There is one important caveat, which is that we divided people into two groups based on whether they already had seasonal allergies. What we found was that the advertisements were only impactful for people who did not have seasonal allergies coming in. The reason why we think that happened, although we are not 100 percent sure, is that we think that people who have allergies have already paid attention to a lot of allergy ads. So the incremental dosage of ads that we provided in the study is not very large, relative to what they’ve already received. They’re not going to be very responsive to seeing a few more ads that are pro-Claritin or anti-Claritin. Whereas people who don’t have allergies weren’t paying attention to those ads. The advertising dosage was relatively bigger for them. It’s still very policy relevant because about 10 to 15 percent of users of Claritin each year are newly diagnosed individuals who have not been paying attention to ads.

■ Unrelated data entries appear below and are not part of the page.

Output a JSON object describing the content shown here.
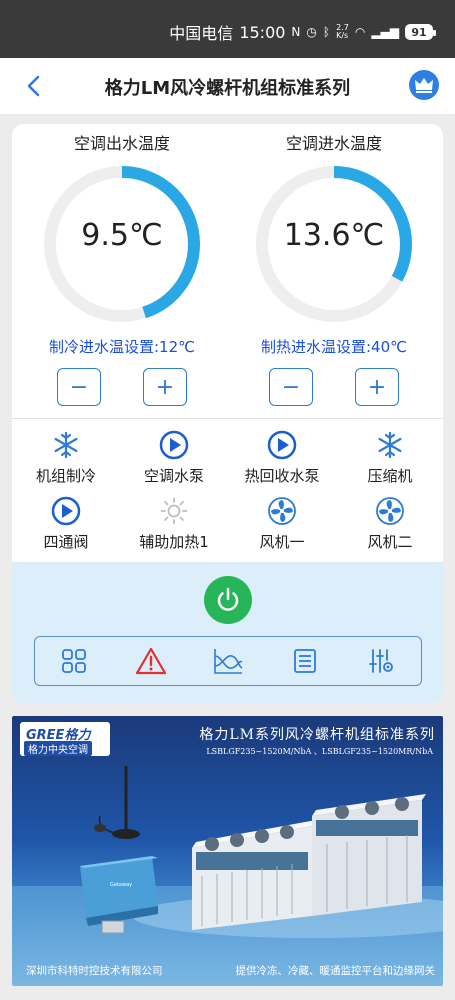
{
  "status_bar": {
    "carrier": "中国电信",
    "time": "15:00",
    "speed_value": "2.7",
    "speed_unit": "K/s",
    "battery": "91"
  },
  "header": {
    "title": "格力LM风冷螺杆机组标准系列",
    "back_icon": "chevron-left-icon",
    "crown_icon": "crown-icon"
  },
  "gauges": [
    {
      "label": "空调出水温度",
      "value": "9.5℃",
      "fill": 0.45
    },
    {
      "label": "空调进水温度",
      "value": "13.6℃",
      "fill": 0.33
    }
  ],
  "setpoints": {
    "cooling": "制冷进水温设置:12℃",
    "heating": "制热进水温设置:40℃",
    "minus": "−",
    "plus": "+"
  },
  "status_items": [
    {
      "label": "机组制冷",
      "icon": "snowflake-icon"
    },
    {
      "label": "空调水泵",
      "icon": "play-icon"
    },
    {
      "label": "热回收水泵",
      "icon": "play-icon"
    },
    {
      "label": "压缩机",
      "icon": "snowflake-icon"
    },
    {
      "label": "四通阀",
      "icon": "play-icon"
    },
    {
      "label": "辅助加热1",
      "icon": "sun-icon"
    },
    {
      "label": "风机一",
      "icon": "fan-icon"
    },
    {
      "label": "风机二",
      "icon": "fan-icon"
    }
  ],
  "toolbar": [
    "grid-icon",
    "alarm-icon",
    "chart-icon",
    "list-icon",
    "settings-sliders-icon"
  ],
  "banner": {
    "logo_text": "GREE格力",
    "logo_sub": "格力中央空调",
    "title": "格力LM系列风冷螺杆机组标准系列",
    "model": "LSBLGF235~1520M/NbA 、LSBLGF235~1520MR/NbA",
    "footer_left": "深圳市科特时控技术有限公司",
    "footer_right": "提供冷冻、冷藏、暖通监控平台和边缘网关"
  },
  "colors": {
    "accent": "#2e7bd6",
    "gauge_track": "#eeeeee",
    "gauge_fill": "#2aa8e6",
    "setpoint_text": "#1a4fd6",
    "power": "#27b55a",
    "alarm": "#e23030",
    "panel": "#dbeef9"
  }
}
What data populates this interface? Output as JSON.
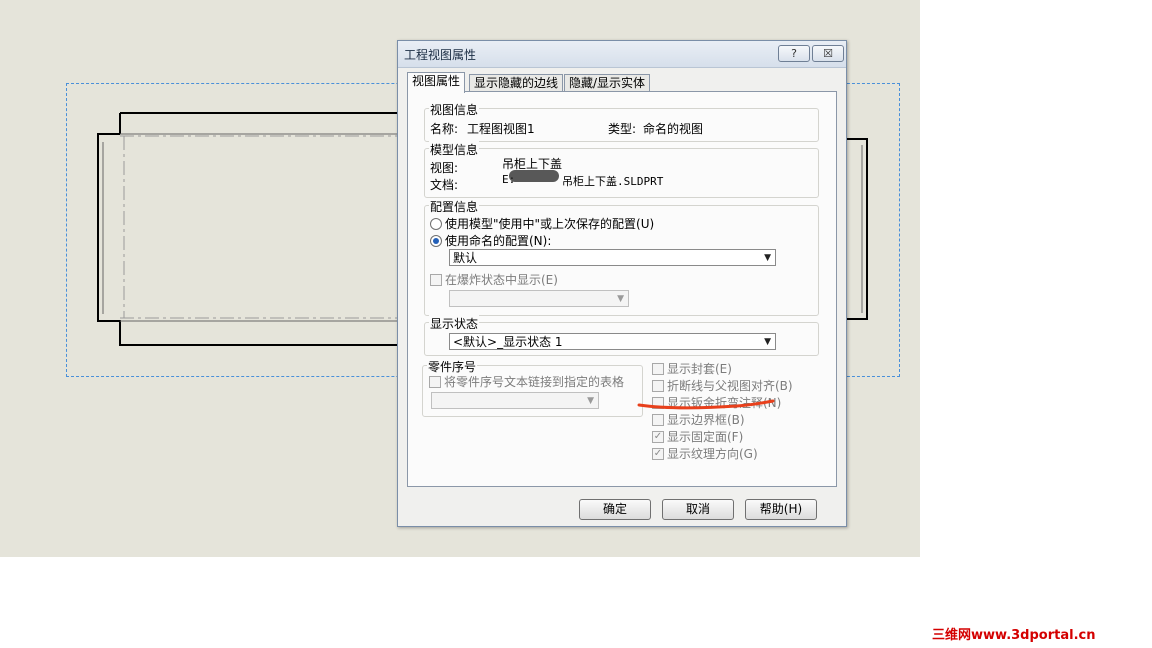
{
  "dialog": {
    "title": "工程视图属性",
    "help_btn": "?",
    "close_btn": "☒",
    "tabs": [
      "视图属性",
      "显示隐藏的边线",
      "隐藏/显示实体"
    ]
  },
  "view_info": {
    "label": "视图信息",
    "name_label": "名称:",
    "name_value": "工程图视图1",
    "type_label": "类型:",
    "type_value": "命名的视图"
  },
  "model_info": {
    "label": "模型信息",
    "view_label": "视图:",
    "view_value": "吊柜上下盖",
    "doc_label": "文档:",
    "doc_value_prefix": "E:",
    "doc_value_suffix": "吊柜上下盖.SLDPRT"
  },
  "config_info": {
    "label": "配置信息",
    "option1": "使用模型\"使用中\"或上次保存的配置(U)",
    "option2": "使用命名的配置(N):",
    "selected_config": "默认",
    "exploded_label": "在爆炸状态中显示(E)"
  },
  "display_state": {
    "label": "显示状态",
    "value": "<默认>_显示状态 1"
  },
  "balloon": {
    "label": "零件序号",
    "link_label": "将零件序号文本链接到指定的表格"
  },
  "options": [
    {
      "label": "显示封套(E)",
      "checked": false
    },
    {
      "label": "折断线与父视图对齐(B)",
      "checked": false
    },
    {
      "label": "显示钣金折弯注释(N)",
      "checked": false
    },
    {
      "label": "显示边界框(B)",
      "checked": false
    },
    {
      "label": "显示固定面(F)",
      "checked": true
    },
    {
      "label": "显示纹理方向(G)",
      "checked": true
    }
  ],
  "buttons": {
    "ok": "确定",
    "cancel": "取消",
    "help": "帮助(H)"
  },
  "watermark": "三维网www.3dportal.cn",
  "colors": {
    "canvas": "#e5e4da",
    "selection": "#4a90d9",
    "annotation": "#e8401c",
    "watermark": "#d40000"
  }
}
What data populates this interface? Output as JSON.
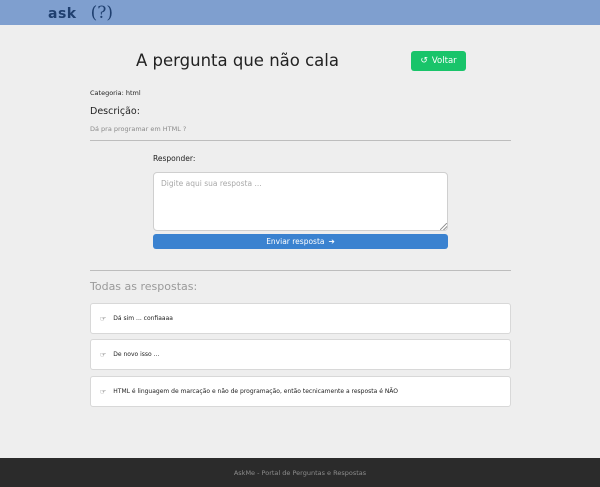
{
  "header": {
    "logo_text": "ask",
    "logo_mark": "(?)",
    "color": "#7f9fcf"
  },
  "question": {
    "title": "A pergunta que não cala",
    "back_label": "Voltar",
    "back_icon": "undo-icon",
    "category": "Categoria: html",
    "description_heading": "Descrição:",
    "description_text": "Dá pra programar em HTML ?"
  },
  "reply": {
    "label": "Responder:",
    "placeholder": "Digite aqui sua resposta ...",
    "value": "",
    "submit_label": "Enviar resposta",
    "submit_icon": "arrow-right-icon"
  },
  "answers": {
    "heading": "Todas as respostas:",
    "items": [
      {
        "icon": "thumbs-up-icon",
        "text": "Dá sim ... confiaaaa"
      },
      {
        "icon": "thumbs-up-icon",
        "text": "De novo isso ..."
      },
      {
        "icon": "thumbs-up-icon",
        "text": "HTML é linguagem de marcação e não de programação, então tecnicamente a resposta é NÃO"
      }
    ]
  },
  "footer": {
    "text": "AskMe - Portal de Perguntas e Respostas"
  },
  "colors": {
    "accent_green": "#19c46a",
    "accent_blue": "#3a82d0",
    "background": "#eeeeee",
    "footer_bg": "#2b2b2b"
  }
}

Q. Why does this effect happen?

A. That’s the topic that we hope will be the subject of follow-up research. One possibility to investigate is that people are stressed, both by the histamine challenge and by hearing that the medicine will not work. There may be a “flight or fight” response where their stressed bodies send out hormones that actually trigger an inflammatory response. The purpose of Claritin is to reduce inflammation. So you might have an effect from the Claritin, but it’s being offset by the immune system sending out pro-inflammatory hormones.

Q. Why does this matter for medicine and policy?

A. What medicine should be interested in is the effect of different drugs on health outcomes. Medicine cares about the effect of the drug on the outcome, regardless of what’s mediating it. A lot of the time we don’t even know what mediates the effect of a drug on an outcome. We’re not sure we 100 percent understand why each drug works. Placebo effects highlight the fact that there might be a non-physiological, a psychological, channel through which the drug has an impact on your outcomes. I see no reason to discount that. It still affects outcomes. That’s why medicine should care.

It’s also a reason why policy should care about it. If you’re trying to figure out whether to approve a drug, or whether to reimburse a drug, you should care about the effect of the drug on outcomes, not necessarily whether it comes from one physiological channel or another physiological channel or a psychological channel. Right? So that’s why you should care about placebo effects.

The paper says that advertising might affect your psychology in such a way that it affects the efficacy of drugs. Not just the drug itself, but the drug, plus some advertising, can have a positive or negative effect on outcomes. And one topic of policy debate is the extent to which we should regulate advertising. That is a law question as well, and a First Amendment question. To me, that’s the policy relevance of this paper. I want to be very careful: this is not an argument for why we should ban drug advertising, or even negative drug advertising. This is a potential that we’ve discovered in a clinical trial. In the real world, people are exposed to Claritin ads and Zyrtec ads at the same time. We need to do a little more research before we jump to a policy conclusion. But at least we should keep our mind open to the possibility that this has advertising regulation related implications.